Under the terms of a court order announced by the Federal Trade Commission this week, two individuals and one corporate defendant have been barred from violating the agency’s Telemarketing Sales Rule (TSR) and its Do Not Call (DNC) provisions arising from a telemarketing scheme designed to sell mortgage loans, refinancing services, and other products to U.S. consumers. They were also found liable for $530,000 in damages.
In addition to charging the defendants with calling consumers on the National DNC Registry and failing to pay for access to the list, the case was the first brought by the Commission alleging the transmission of phony caller ID information or none at all. Under the DNC provisions of the TSR telemarketers are required to transmit accurate caller ID information so consumers who do not want to be called in the future can contact them and tell them so.
The Commission’s Complaint
According to the FTC’s complaint, announced in May 2006, Srikanth Venkataraman, formerly of New Jersey and doing business as Scorpio Systems, Ltd., sold mortgage loans, refinancing, and other products and services to U.S. consumers via outbound telemarketing. Scorpio allegedly called numbers on the Do Not Call Registry, failed to transmit its telephone number and name to consumers’ caller identification service, and failed to pay the fee required to access the Registry.
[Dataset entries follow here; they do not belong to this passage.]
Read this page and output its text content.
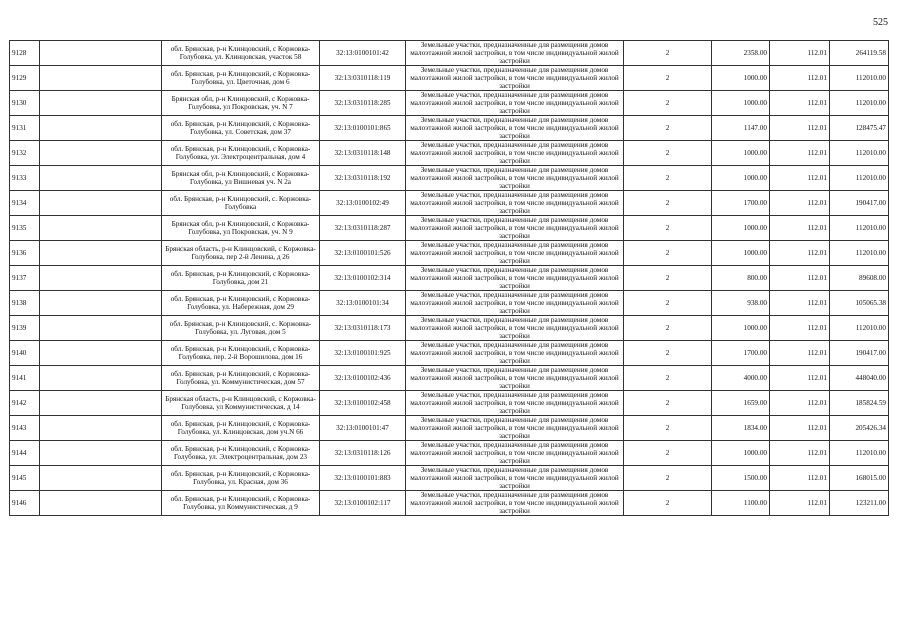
525
9128		обл. Брянская, р-н Клинцовский, с Коржовка-Голубовка, ул. Клинцовская, участок 58	32:13:0100101:42	Земельные участки, предназначенные для размещения домов малоэтажной жилой застройки, в том числе индивидуальной жилой застройки	2	2358.00	112.01	264119.58
9129		обл. Брянская, р-н Клинцовский, с Коржовка-Голубовка, ул. Цветочная, дом 6	32:13:0310118:119	Земельные участки, предназначенные для размещения домов малоэтажной жилой застройки, в том числе индивидуальной жилой застройки	2	1000.00	112.01	112010.00
9130		Брянская обл, р-н Клинцовский, с Коржовка-Голубовка, ул Покровская, уч. N 7	32:13:0310118:285	Земельные участки, предназначенные для размещения домов малоэтажной жилой застройки, в том числе индивидуальной жилой застройки	2	1000.00	112.01	112010.00
9131		обл. Брянская, р-н Клинцовский, с Коржовка-Голубовка, ул. Советская, дом 37	32:13:0100101:865	Земельные участки, предназначенные для размещения домов малоэтажной жилой застройки, в том числе индивидуальной жилой застройки	2	1147.00	112.01	128475.47
9132		обл. Брянская, р-н Клинцовский, с Коржовка-Голубовка, ул. Электроцентральная, дом 4	32:13:0310118:148	Земельные участки, предназначенные для размещения домов малоэтажной жилой застройки, в том числе индивидуальной жилой застройки	2	1000.00	112.01	112010.00
9133		Брянская обл, р-н Клинцовский, с Коржовка-Голубовка, ул Вишневая уч. N 2а	32:13:0310118:192	Земельные участки, предназначенные для размещения домов малоэтажной жилой застройки, в том числе индивидуальной жилой застройки	2	1000.00	112.01	112010.00
9134		обл. Брянская, р-н Клинцовский, с. Коржовка-Голубовка	32:13:0100102:49	Земельные участки, предназначенные для размещения домов малоэтажной жилой застройки, в том числе индивидуальной жилой застройки	2	1700.00	112.01	190417.00
9135		Брянская обл, р-н Клинцовский, с Коржовка-Голубовка, ул Покровская, уч. N 9	32:13:0310118:287	Земельные участки, предназначенные для размещения домов малоэтажной жилой застройки, в том числе индивидуальной жилой застройки	2	1000.00	112.01	112010.00
9136		Брянская область, р-н Клинцовский, с Коржовка-Голубовка, пер 2-й Ленина, д 26	32:13:0100101:526	Земельные участки, предназначенные для размещения домов малоэтажной жилой застройки, в том числе индивидуальной жилой застройки	2	1000.00	112.01	112010.00
9137		обл. Брянская, р-н Клинцовский, с Коржовка-Голубовка, дом 21	32:13:0100102:314	Земельные участки, предназначенные для размещения домов малоэтажной жилой застройки, в том числе индивидуальной жилой застройки	2	800.00	112.01	89608.00
9138		обл. Брянская, р-н Клинцовский, с Коржовка-Голубовка, ул. Набережная, дом 29	32:13:0100101:34	Земельные участки, предназначенные для размещения домов малоэтажной жилой застройки, в том числе индивидуальной жилой застройки	2	938.00	112.01	105065.38
9139		обл. Брянская, р-н Клинцовский, с. Коржовка-Голубовка, ул. Луговая, дом 5	32:13:0310118:173	Земельные участки, предназначенные для размещения домов малоэтажной жилой застройки, в том числе индивидуальной жилой застройки	2	1000.00	112.01	112010.00
9140		обл. Брянская, р-н Клинцовский, с Коржовка-Голубовка, пер. 2-й Ворошилова, дом 16	32:13:0100101:925	Земельные участки, предназначенные для размещения домов малоэтажной жилой застройки, в том числе индивидуальной жилой застройки	2	1700.00	112.01	190417.00
9141		обл. Брянская, р-н Клинцовский, с Коржовка-Голубовка, ул. Коммунистическая, дом 57	32:13:0100102:436	Земельные участки, предназначенные для размещения домов малоэтажной жилой застройки, в том числе индивидуальной жилой застройки	2	4000.00	112.01	448040.00
9142		Брянская область, р-н Клинцовский, с Коржовка-Голубовка, ул Коммунистическая, д 14	32:13:0100102:458	Земельные участки, предназначенные для размещения домов малоэтажной жилой застройки, в том числе индивидуальной жилой застройки	2	1659.00	112.01	185824.59
9143		обл. Брянская, р-н Клинцовский, с Коржовка-Голубовка, ул. Клинцовская, дом уч.N 66	32:13:0100101:47	Земельные участки, предназначенные для размещения домов малоэтажной жилой застройки, в том числе индивидуальной жилой застройки	2	1834.00	112.01	205426.34
9144		обл. Брянская, р-н Клинцовский, с Коржовка-Голубовка, ул. Электроцентральная, дом 23	32:13:0310118:126	Земельные участки, предназначенные для размещения домов малоэтажной жилой застройки, в том числе индивидуальной жилой застройки	2	1000.00	112.01	112010.00
9145		обл. Брянская, р-н Клинцовский, с Коржовка-Голубовка, ул. Красная, дом 36	32:13:0100101:883	Земельные участки, предназначенные для размещения домов малоэтажной жилой застройки, в том числе индивидуальной жилой застройки	2	1500.00	112.01	168015.00
9146		обл. Брянская, р-н Клинцовский, с Коржовка-Голубовка, ул Коммунистическая, д 9	32:13:0100102:117	Земельные участки, предназначенные для размещения домов малоэтажной жилой застройки, в том числе индивидуальной жилой застройки	2	1100.00	112.01	123211.00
The telemarketer transmitted either no caller ID or a phony caller ID number – 234-567-8923 – and, as a result, consumers were unable to contact the telemarketer to stop unwanted calls.
Case History
The Commission’s original complaint was filed at the FTC’s request by the U. S. Department of Justice (DOJ) in U.S. District Court for the District of New Jersey on April 26,2006. In August 2007, the FTC voted to authorize the DOJ to amend the complaint by adding two defendants to the case, Software Transformations, Inc., and Sridhar Bhupatiraju. Software Transformations, Inc., was a successor corporation to Scorpio Systems, Ltd. Sridhar Bhupatiraju is an officer of Software Transformations, Inc. According to the Commission, the defendants named in the amended complaint also participated in telemarketing operations that called numbers on the Do Not Call Registry and failed to pay the fees required to access the Registry.
The Final Court Order
The final court order announced today settles the Commission’s charges against defendants Srikanth Venkataraman, dba Scorpio Systems, Ltd.; Software Transformations, Inc.; and Sridhar Bhupatiraju, individually and as an officer of Software Transformations, Inc. The order prohibits the defendants from violating the TSR in the future, states that they agree not to contest any of the facts alleged in the FTC’s complaint, and are liable for their TSR violations.
The order imposes suspended civil penalty judgments of $530,000 against each of the individual defendants and $160,000 against the corporate defendant – representing the total gross revenues resulting from their telemarketing violations. Based on the defendants’ inability to pay, however, the order requires Venkataraman to pay $15,000, Bhupatiraju to pay $10,000, and Software Transformations to pay $20,000. It also contains a right to reopen the case if the Commission later finds the defendants have misrepresented their financial condition.
The Commission vote authorizing the filing of the stipulated final order in consent of the court action was 4-0. It was filed by the DOJ on behalf of the FTC in the U.S. District Court for the District of New Jersey.
NOTE: This stipulated final order is for settlement purposes only and does not constitute an admission by the defendant of a law violation. A stipulated final order requires approval by the court and has the force of law when signed by the judge.